Today's Global Tax Forum is devoted to reader questions. We'll look at renouncing your citizenship as a method of avoiding U.S. taxes, hear about two women in Mexico who haven't filed tax returns in a long time, and deal with an onshore/offshore joint-brokerage-account quandary.
Any other offshore tax issues we should address? Send your thoughts and questions to
email@example.com. Please include your full name and resident country. The Global Tax Forum appears every other Wednesday.
You Can't Hide From the Taxman
If you become a resident of one of the exotic places you mention in your offshore tax shelters column, can you escape income tax? For instance, could you trade from a remote location and beat the taxes? Would residency eliminate the need for the trust? -- Laura Cotterman
Unless you give up your U.S. citizenship, you'll be taxed on your worldwide income regardless of where you live, says Timothy Kay, an estate-planning and trust lawyer at
Gibson, Dunn & Crutcher
in Irvine, Calif.
And if you decide to expatriate or give up your U.S. citizenship for the purpose of avoiding taxes, you'll still owe taxes on your income from U.S. sources for 10 years, according to
Section 877 of the tax code.
The decision to continue imposing taxes on expatriates used to be made on a case-by-case basis. But now, as long as your average annual income for the five taxable years before renouncing your citizenship is greater than $100,000, or your net worth is $500,000 or more, the law automatically assumes you are expatriating to avoid taxes.
By keeping your citizenship and taking up residency in another country, you may change the tax characteristics of an overseas trust you originally created, Kaye notes. Some tax perks apply only when you're a nonresident. For example, a country's privacy laws may not apply to residents. So you might not even need your trust anymore. Be sure to check the country's laws for specifics before you pack up and move.
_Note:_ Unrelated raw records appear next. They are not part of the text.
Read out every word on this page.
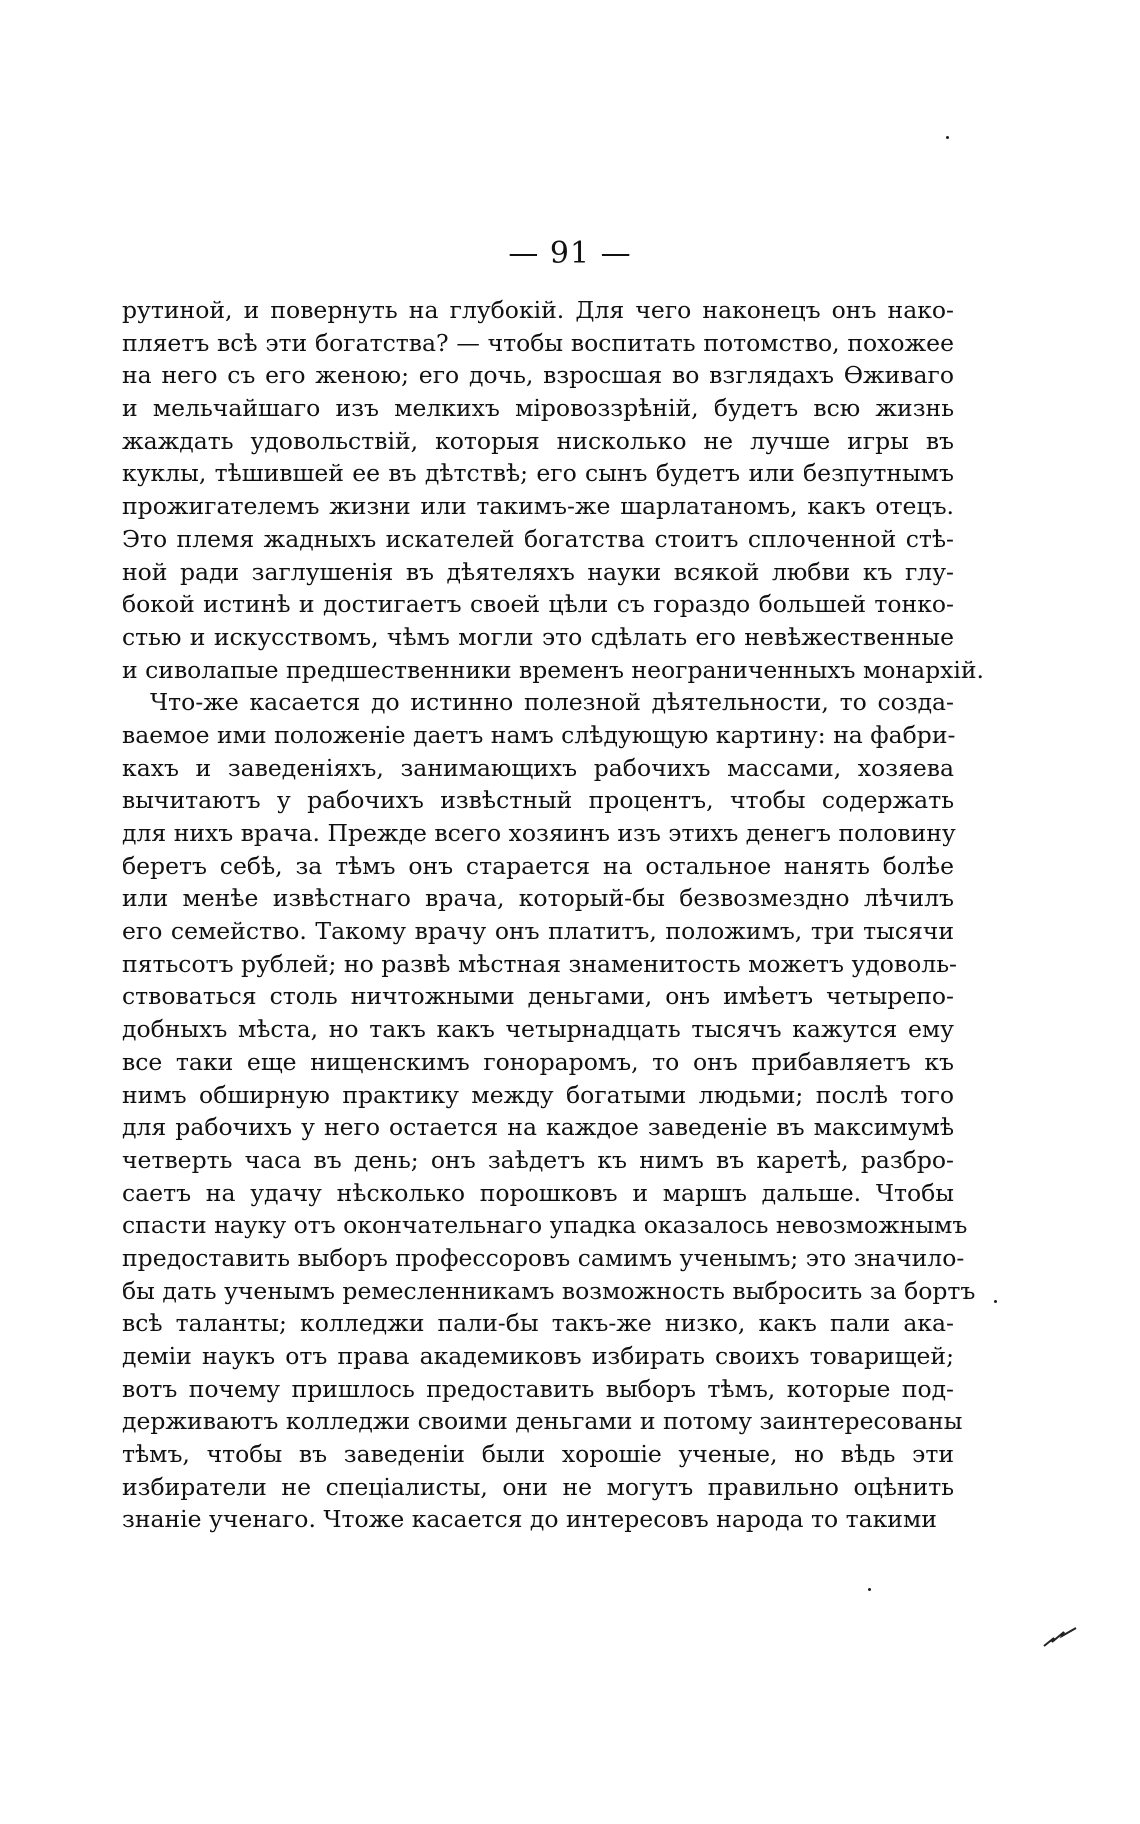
— 91 —
рутиной, и повернуть на глубокій. Для чего наконецъ онъ нако-
пляетъ всѣ эти богатства? — чтобы воспитать потомство, похожее
на него съ его женою; его дочь, взросшая во взглядахъ Ѳживаго
и мельчайшаго изъ мелкихъ міровоззрѣній, будетъ всю жизнь
жаждать удовольствій, которыя нисколько не лучше игры въ
куклы, тѣшившей ее въ дѣтствѣ; его сынъ будетъ или безпутнымъ
прожигателемъ жизни или такимъ-же шарлатаномъ, какъ отецъ.
Это племя жадныхъ искателей богатства стоитъ сплоченной стѣ-
ной ради заглушенія въ дѣятеляхъ науки всякой любви къ глу-
бокой истинѣ и достигаетъ своей цѣли съ гораздо большей тонко-
стью и искусствомъ, чѣмъ могли это сдѣлать его невѣжественные
и сиволапые предшественники временъ неограниченныхъ монархій.
Что-же касается до истинно полезной дѣятельности, то созда-
ваемое ими положеніе даетъ намъ слѣдующую картину: на фабри-
кахъ и заведеніяхъ, занимающихъ рабочихъ массами, хозяева
вычитаютъ у рабочихъ извѣстный процентъ, чтобы содержать
для нихъ врача. Прежде всего хозяинъ изъ этихъ денегъ половину
беретъ себѣ, за тѣмъ онъ старается на остальное нанять болѣе
или менѣе извѣстнаго врача, который-бы безвозмездно лѣчилъ
его семейство. Такому врачу онъ платитъ, положимъ, три тысячи
пятьсотъ рублей; но развѣ мѣстная знаменитость можетъ удоволь-
ствоваться столь ничтожными деньгами, онъ имѣетъ четырепо-
добныхъ мѣста, но такъ какъ четырнадцать тысячъ кажутся ему
все таки еще нищенскимъ гонораромъ, то онъ прибавляетъ къ
нимъ обширную практику между богатыми людьми; послѣ того
для рабочихъ у него остается на каждое заведеніе въ максимумѣ
четверть часа въ день; онъ заѣдетъ къ нимъ въ каретѣ, разбро-
саетъ на удачу нѣсколько порошковъ и маршъ дальше. Чтобы
спасти науку отъ окончательнаго упадка оказалось невозможнымъ
предоставить выборъ профессоровъ самимъ ученымъ; это значило-
бы дать ученымъ ремесленникамъ возможность выбросить за бортъ
всѣ таланты; колледжи пали-бы такъ-же низко, какъ пали ака-
деміи наукъ отъ права академиковъ избирать своихъ товарищей;
вотъ почему пришлось предоставить выборъ тѣмъ, которые под-
держиваютъ колледжи своими деньгами и потому заинтересованы
тѣмъ, чтобы въ заведеніи были хорошіе ученые, но вѣдь эти
избиратели не спеціалисты, они не могутъ правильно оцѣнить
знаніе ученаго. Чтоже касается до интересовъ народа то такими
Filing Returns From Mexico
I have a friend who lives full time in Mexico with her daughter. Both are U.S. citizens but have no income from U.S. sources apart from the older lady's Social Security. Neither has filed a tax return here in some years. Should they start? Wouldn't the very act of filing open a Pandora's box? Does the IRS still consider them residents due to their citizenship? -- Steve Saker
Since your friends are U.S. citizens with income, including Social Security, they should be filing a U.S. tax return. As noted above, U.S. citizens are taxed on worldwide income, regardless of where they reside.
Assuming your friend is over 65, if her Social Security income is at least $8,100, she must file a U.S. tax return. If her daughter will allow her to file as head of household, the income amount would be $10,150. (See this previous
Tax Forum for the lowdown on the head of household filing status.)
Internal Revenue Service
can come after them at any time for not filing in past years. But if your friends begin to file and the IRS does decide to investigate, it generally will go back only three to five years. But it could go back even further. Either way, your friends will owe the tax for those previous years plus interest and penalties.
Taxing a U.S.-Overseas Joint Account
My father, a nonresident, opened a brokerage account for trading stocks. To facilitate administration of his trades, I, a U.S. citizen, joined his account as joint owner. Based on what I read in your column, all the trades in this account with capital gain or losses are not subject to U.S. income tax. Does the joint-account ownership with a U.S. citizen change the tax status? -- Alex Chao-Chiang Meng
I've got to tell you -- your question stumped my sources. It all depends on the facts and circumstances.
To start, if the only reason you're joining your dad's account is to help him administratively, your father should've just given you power of attorney, Kaye notes. That would authorize you to carry out all the necessary account transactions as your dad's representative. Then you wouldn't have to worry about any of the tax consequences. You could control things here while all the tax stuff remains on your dad's return.
Now here's a question: Is your Social Security number on the account? If so, the IRS will expect you to report the income on your U.S. tax return. "The tracing rules go to the person's Social Security number," notes Daniel Orchant, a partner in the international executive services group at
in New York.
Your dad may not have a Social Security number. He may have a
taxpayer identification number, the foreigner's equivalent. If that's the sole number on the account and your dad puts all the money in and takes all the money out, the tax implications should all flow to him. If that's the case, he would not be subject to capital gains tax on his trades, but there would be withholding on any dividends.
If he allows you to withdraw and keep some of the money, that would constitute a gift under U.S. tax law. That money would be subject to U.S. gift tax.
Obviously, there are many variables you need to work out with a tax professional before you file your tax returns.
Global Tax Forum aims to provide general tax information. It cannot and does not attempt to provide individual tax advice. All readers are urged to consult with an accountant as needed about their individual circumstances.